Advisers would benefit from a greater number of female clients and should adopt assertive strategies to attract women, delegates at the SMSF Professionals’ Association of Australia national conference in Melbourne have heard.
“There is profit in sex,” independent investment management executive Patricia Curtin told the audience of self-managed superannuation fund (SMSF) advisers and trustees.
“Women present the greatest opportunity to advisers since the introduction of superannuation,” she added.
Curtin said the financial services industry as a whole needs to take advantage of the fact that women are now savvier and, as a group, are showing increasing interest in seeking financial advice, a trend supported by the findings of the recently-released Russell Investments-SPAA report.
The report found that women are more likely to seek financial advice than men, with 24 per cent of female SMSF trustees indicating interest in financial planning services, compared to 12 per cent of male trustees.
Adressing the same audience, Olivia Maragna, general manager of Aspire Retire and the 2012 Association of Financial Advisers (AFA) Adviser of the Year, said the findings backed up trends she has experienced in her practice for a long time.
“Women are keen to learn more about money but need assistance to know how to go about that,” she said. “Women also make good clients because they have realistic return expectations and are generally pleasant to work with.”

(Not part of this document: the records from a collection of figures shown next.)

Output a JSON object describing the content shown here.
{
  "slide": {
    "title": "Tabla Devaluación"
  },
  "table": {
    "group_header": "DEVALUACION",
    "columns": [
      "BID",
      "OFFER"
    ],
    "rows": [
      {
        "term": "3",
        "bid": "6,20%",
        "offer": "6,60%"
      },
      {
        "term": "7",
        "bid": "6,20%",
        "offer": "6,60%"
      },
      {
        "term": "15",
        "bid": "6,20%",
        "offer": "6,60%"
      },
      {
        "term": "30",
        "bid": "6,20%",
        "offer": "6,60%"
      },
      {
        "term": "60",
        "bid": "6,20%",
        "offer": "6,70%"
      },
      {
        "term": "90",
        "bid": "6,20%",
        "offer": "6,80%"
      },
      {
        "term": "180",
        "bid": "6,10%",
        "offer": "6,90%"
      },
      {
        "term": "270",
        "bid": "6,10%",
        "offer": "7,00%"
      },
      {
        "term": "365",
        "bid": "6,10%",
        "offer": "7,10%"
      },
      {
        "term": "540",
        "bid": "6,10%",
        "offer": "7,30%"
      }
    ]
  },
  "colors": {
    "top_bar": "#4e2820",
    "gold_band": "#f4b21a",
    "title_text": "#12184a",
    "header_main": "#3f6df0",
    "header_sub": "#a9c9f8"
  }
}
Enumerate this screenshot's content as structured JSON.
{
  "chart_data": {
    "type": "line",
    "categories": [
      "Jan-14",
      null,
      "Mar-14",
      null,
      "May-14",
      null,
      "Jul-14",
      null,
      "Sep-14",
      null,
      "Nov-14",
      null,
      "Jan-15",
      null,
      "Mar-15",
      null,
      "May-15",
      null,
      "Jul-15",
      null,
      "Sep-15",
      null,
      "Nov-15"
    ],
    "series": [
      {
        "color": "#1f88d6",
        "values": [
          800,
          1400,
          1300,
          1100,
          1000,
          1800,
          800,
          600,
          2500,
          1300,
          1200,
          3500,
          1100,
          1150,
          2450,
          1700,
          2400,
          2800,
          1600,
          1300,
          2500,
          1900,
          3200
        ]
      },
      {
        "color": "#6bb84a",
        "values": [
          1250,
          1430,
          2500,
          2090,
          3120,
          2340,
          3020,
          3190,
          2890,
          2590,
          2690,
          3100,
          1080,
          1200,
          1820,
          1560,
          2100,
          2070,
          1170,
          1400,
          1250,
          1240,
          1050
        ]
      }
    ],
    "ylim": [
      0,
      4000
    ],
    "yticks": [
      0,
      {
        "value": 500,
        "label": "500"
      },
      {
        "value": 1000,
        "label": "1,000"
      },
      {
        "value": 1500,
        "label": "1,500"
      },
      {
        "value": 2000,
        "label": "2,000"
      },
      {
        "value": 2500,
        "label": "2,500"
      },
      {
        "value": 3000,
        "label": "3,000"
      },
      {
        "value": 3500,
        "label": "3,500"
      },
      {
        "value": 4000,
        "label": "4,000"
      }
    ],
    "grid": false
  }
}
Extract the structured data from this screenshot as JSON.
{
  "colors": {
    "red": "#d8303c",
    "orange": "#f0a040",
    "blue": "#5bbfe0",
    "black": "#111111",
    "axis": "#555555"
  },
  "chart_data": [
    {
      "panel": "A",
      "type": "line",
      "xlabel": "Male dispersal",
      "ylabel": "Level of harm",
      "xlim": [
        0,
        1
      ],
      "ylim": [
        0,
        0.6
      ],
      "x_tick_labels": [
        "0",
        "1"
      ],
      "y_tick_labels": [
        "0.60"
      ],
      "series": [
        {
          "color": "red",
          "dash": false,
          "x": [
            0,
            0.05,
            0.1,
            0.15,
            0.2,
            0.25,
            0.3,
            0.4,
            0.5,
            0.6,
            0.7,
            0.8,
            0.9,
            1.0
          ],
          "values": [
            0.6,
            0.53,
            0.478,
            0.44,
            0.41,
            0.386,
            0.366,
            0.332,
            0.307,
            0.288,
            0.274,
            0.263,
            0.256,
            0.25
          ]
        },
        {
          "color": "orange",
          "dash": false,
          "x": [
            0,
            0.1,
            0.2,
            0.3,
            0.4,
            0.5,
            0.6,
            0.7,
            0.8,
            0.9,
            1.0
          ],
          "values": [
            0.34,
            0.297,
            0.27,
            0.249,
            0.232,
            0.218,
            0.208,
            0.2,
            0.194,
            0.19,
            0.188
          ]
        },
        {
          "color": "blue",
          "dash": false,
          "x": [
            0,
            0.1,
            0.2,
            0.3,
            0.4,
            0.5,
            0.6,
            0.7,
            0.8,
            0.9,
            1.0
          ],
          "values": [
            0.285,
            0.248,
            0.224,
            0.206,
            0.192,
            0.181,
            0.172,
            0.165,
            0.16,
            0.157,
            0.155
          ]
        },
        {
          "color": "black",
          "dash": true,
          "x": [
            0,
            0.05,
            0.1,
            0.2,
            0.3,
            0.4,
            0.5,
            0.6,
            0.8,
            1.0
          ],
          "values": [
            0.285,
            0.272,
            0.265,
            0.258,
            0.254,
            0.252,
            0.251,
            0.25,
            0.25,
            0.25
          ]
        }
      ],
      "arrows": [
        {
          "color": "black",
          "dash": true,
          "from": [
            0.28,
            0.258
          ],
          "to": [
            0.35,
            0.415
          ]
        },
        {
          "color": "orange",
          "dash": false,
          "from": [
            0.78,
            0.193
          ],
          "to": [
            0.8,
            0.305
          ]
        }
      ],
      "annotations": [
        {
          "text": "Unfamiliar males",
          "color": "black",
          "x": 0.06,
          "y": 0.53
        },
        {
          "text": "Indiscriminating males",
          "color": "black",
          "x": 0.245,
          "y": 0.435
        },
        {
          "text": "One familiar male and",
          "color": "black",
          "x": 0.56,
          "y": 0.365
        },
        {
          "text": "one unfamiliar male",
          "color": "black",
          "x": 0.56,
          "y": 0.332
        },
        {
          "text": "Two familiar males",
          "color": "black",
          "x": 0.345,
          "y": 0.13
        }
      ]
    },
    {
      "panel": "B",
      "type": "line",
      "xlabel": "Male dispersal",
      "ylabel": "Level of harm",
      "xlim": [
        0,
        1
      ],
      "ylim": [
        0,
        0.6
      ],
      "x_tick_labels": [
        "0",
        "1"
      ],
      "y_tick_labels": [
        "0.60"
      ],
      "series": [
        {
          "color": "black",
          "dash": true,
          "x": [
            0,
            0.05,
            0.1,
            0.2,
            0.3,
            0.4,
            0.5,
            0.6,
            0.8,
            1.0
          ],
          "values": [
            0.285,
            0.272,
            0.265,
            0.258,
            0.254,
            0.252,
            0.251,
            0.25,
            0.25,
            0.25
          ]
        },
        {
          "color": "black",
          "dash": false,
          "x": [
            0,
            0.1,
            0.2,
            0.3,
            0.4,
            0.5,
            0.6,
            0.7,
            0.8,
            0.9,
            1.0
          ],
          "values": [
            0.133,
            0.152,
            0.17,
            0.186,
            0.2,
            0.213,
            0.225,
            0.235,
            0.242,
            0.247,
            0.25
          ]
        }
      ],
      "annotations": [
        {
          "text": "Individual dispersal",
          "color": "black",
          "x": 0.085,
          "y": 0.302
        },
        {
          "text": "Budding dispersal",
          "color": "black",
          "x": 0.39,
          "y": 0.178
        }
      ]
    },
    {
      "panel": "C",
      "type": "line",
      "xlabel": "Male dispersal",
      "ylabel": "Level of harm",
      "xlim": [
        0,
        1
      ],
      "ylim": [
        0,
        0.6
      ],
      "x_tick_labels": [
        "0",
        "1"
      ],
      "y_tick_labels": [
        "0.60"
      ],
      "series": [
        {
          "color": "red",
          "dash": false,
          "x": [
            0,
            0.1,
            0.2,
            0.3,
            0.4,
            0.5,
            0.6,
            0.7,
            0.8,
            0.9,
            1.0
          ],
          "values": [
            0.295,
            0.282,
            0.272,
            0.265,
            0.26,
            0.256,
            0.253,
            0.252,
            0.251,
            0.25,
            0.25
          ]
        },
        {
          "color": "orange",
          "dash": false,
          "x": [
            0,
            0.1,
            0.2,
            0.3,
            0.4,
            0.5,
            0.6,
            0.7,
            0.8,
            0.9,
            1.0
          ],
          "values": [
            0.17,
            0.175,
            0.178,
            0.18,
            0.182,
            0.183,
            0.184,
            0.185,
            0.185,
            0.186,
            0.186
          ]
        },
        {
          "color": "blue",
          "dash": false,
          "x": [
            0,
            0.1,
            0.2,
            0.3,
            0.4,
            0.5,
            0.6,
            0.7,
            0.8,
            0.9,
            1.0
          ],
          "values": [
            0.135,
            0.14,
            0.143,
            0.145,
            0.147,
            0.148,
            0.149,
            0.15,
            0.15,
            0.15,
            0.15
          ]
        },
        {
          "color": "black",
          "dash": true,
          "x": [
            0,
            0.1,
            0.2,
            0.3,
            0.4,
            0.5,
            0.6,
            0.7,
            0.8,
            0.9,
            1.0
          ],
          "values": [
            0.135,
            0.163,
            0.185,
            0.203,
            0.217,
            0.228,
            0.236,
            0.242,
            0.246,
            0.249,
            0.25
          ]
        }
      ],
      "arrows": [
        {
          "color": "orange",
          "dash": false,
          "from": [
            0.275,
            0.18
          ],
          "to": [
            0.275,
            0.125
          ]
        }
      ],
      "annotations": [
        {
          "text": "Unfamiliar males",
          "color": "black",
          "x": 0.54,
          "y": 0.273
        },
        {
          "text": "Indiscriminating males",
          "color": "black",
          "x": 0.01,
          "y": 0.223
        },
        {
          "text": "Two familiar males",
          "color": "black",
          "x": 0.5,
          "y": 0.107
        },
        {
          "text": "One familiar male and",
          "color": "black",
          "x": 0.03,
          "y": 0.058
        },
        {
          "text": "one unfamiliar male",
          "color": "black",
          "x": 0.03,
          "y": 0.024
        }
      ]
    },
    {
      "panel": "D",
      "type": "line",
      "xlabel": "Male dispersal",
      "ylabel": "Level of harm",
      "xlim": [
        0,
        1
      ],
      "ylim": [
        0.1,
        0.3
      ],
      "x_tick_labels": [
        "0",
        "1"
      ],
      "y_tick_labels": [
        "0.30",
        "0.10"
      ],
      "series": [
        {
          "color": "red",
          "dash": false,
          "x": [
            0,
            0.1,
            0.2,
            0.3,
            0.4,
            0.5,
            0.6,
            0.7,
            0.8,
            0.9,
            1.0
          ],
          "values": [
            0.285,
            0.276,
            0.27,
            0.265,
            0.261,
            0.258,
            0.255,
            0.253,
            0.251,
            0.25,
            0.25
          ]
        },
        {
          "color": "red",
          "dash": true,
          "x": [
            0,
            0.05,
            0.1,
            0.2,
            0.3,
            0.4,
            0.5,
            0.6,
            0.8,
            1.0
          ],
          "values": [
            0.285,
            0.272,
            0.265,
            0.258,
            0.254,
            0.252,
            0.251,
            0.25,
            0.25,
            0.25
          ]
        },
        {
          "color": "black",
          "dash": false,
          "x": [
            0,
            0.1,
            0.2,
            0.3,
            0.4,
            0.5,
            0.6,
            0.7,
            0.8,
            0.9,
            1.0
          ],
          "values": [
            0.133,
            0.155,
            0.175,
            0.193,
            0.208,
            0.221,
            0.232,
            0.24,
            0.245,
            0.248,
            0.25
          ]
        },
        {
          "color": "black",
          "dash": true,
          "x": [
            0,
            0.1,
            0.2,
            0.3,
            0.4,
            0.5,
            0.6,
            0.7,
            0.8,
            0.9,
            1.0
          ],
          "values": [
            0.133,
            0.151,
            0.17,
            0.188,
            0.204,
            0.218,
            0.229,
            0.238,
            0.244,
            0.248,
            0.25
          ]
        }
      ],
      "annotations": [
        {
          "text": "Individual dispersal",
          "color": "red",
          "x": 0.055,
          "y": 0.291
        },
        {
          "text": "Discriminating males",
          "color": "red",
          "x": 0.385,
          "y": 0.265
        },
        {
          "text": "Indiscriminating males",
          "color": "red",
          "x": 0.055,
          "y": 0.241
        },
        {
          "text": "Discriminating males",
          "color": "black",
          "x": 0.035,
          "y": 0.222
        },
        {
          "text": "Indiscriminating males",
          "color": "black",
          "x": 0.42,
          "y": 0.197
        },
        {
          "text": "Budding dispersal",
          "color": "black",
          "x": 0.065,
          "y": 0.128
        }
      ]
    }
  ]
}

Maragna said that adopting a strategy to attract female clients would lead to greater revenue, referrals and retention.
Citing a number of case studies, she said women are more likely to refer clients to a trusted adviser and more likely to stay loyal once trust is earned.
“Up to 70 per cent of referrals at Aspire Retire come from women,” she said. “Women talk.”
Advisers need to approach women clients differently from men, she continued, focusing on empathy, long-term goals and developing an emotional relationship with a client, rather than on investment returns and using financial jargon.
She said women traditionally have a different risk appetite to men and that advisers should take this higher risk aversion into account when dealing with female clients.